Les investisseurs ont RAREMENT ce qu’ils souhaitent! Je crois que c’est compliqué pour rien. Heureusement, le public lit davantage les étiquettes et prospectus. Le marché puni rapidement les entreprises délinquantes. Il y a les lois et règles de chaque pays et surtout le jugement impitoyable du marché et de l’impact médiatique. Les réseaux sociaux sont aussi très utiles pour tourner les projecteurs vers les stratagèmes de marketing qui prennent le public pour des crétins.

Les gestionnaires institutionnels et de fonds communs n’apprécient jamais, les sociétés aux moeurs douteuses, exposées à des scandales ou sous enquête par les médias. Ça cause beaucoup de dommage aux actions. Je fais davantage confiance aux excellents gestionnaires de fonds communs qui n’ont pas besoin de l’étiquette «éthique» pour rendre des comptes. A long terme, les sociétés performantes sont souvent les mieux gérées pas besoin de mettre des «logos» bidons!

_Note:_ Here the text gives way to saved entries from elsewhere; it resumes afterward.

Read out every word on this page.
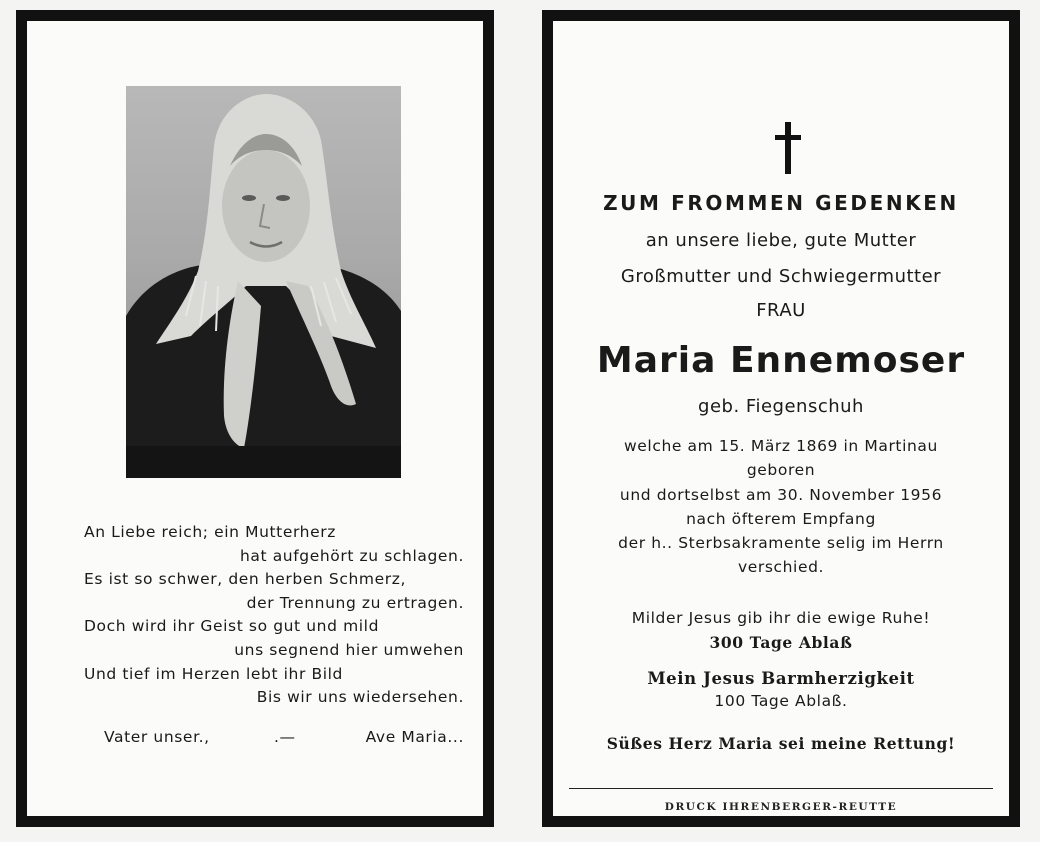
An Liebe reich; ein Mutterherz
hat aufgehört zu schlagen.
Es ist so schwer, den herben Schmerz,
der Trennung zu ertragen.
Doch wird ihr Geist so gut und mild
uns segnend hier umwehen
Und tief im Herzen lebt ihr Bild
Bis wir uns wiedersehen.
Vater unser.,	.—	Ave Maria...
ZUM FROMMEN GEDENKEN
an unsere liebe, gute Mutter
Großmutter und Schwiegermutter
FRAU
Maria Ennemoser
geb. Fiegenschuh
welche am 15. März 1869 in Martinau
geboren
und dortselbst am 30. November 1956
nach öfterem Empfang
der h.. Sterbsakramente selig im Herrn
verschied.
Milder Jesus gib ihr die ewige Ruhe!
300 Tage Ablaß
Mein Jesus Barmherzigkeit
100 Tage Ablaß.
Süßes Herz Maria sei meine Rettung!
DRUCK IHRENBERGER-REUTTE
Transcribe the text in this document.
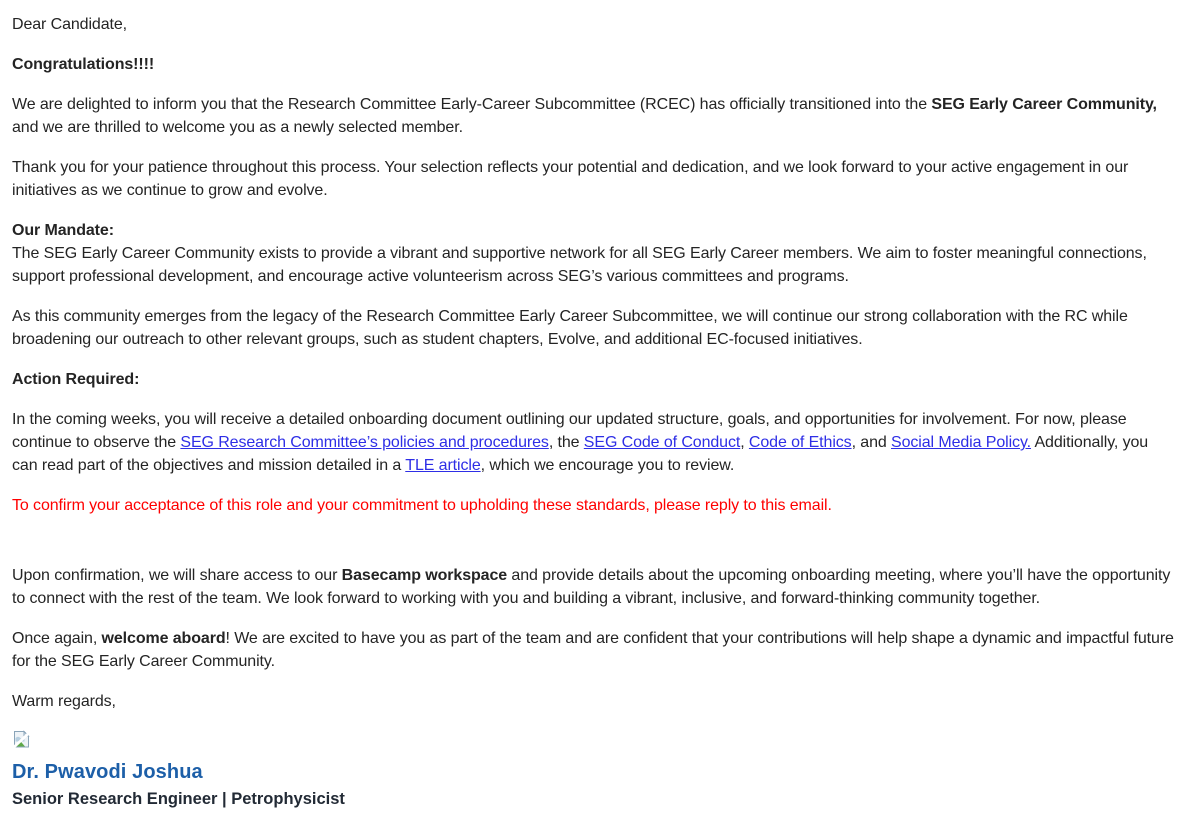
Dear Candidate,

Congratulations!!!!

We are delighted to inform you that the Research Committee Early-Career Subcommittee (RCEC) has officially transitioned into the SEG Early Career Community, and we are thrilled to welcome you as a newly selected member.

Thank you for your patience throughout this process. Your selection reflects your potential and dedication, and we look forward to your active engagement in our initiatives as we continue to grow and evolve.

Our Mandate:
The SEG Early Career Community exists to provide a vibrant and supportive network for all SEG Early Career members. We aim to foster meaningful connections, support professional development, and encourage active volunteerism across SEG’s various committees and programs.

As this community emerges from the legacy of the Research Committee Early Career Subcommittee, we will continue our strong collaboration with the RC while broadening our outreach to other relevant groups, such as student chapters, Evolve, and additional EC-focused initiatives.

Action Required:

In the coming weeks, you will receive a detailed onboarding document outlining our updated structure, goals, and opportunities for involvement. For now, please continue to observe the SEG Research Committee’s policies and procedures, the SEG Code of Conduct, Code of Ethics, and Social Media Policy. Additionally, you can read part of the objectives and mission detailed in a TLE article, which we encourage you to review.

To confirm your acceptance of this role and your commitment to upholding these standards, please reply to this email.

Upon confirmation, we will share access to our Basecamp workspace and provide details about the upcoming onboarding meeting, where you’ll have the opportunity to connect with the rest of the team. We look forward to working with you and building a vibrant, inclusive, and forward-thinking community together.

Once again, welcome aboard! We are excited to have you as part of the team and are confident that your contributions will help shape a dynamic and impactful future for the SEG Early Career Community.

Warm regards,

Dr. Pwavodi Joshua

Senior Research Engineer | Petrophysicist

Au départ, je crois que l’intention de ces fonds était louable, mais l’appât du gain rapide à créer des assouplissements dans les normes. Celles-ci sont devenus tellement poreuses que c’en est devenu une farce! Les valeurs sont trop variables pour chaque individu. Ceux qui souhaitent faire des investissements éthiques doivent d’abord définir leurs valeurs. Choisir leurs propres critères d’exclusions ou principes directeurs et éplucher les états financiers des fonds intéressants ou de titres individuels.

Pour ceux qui ont des normes éthiques très strictes: Achetez des obligations d’épargnes de pays progressistes comme la Suède, des fonds d’énergie renouvelable comme le PowerShares Énergie Propre, des actions de compagnies de panneau solaire et d’éoliennes, de sociétés reconnues pour leurs activités philanthropiques.

Vous pouvez aussi simplement choisir les investissements les plus intéressants ET donnez à Développement et Paix, Oxfam ou le Refuge des jeunes de Montréal. Là, vous aurez un reçu d’impôt et vous serez mieux renseigné sur le chemin que prendront chacun de vos dollars.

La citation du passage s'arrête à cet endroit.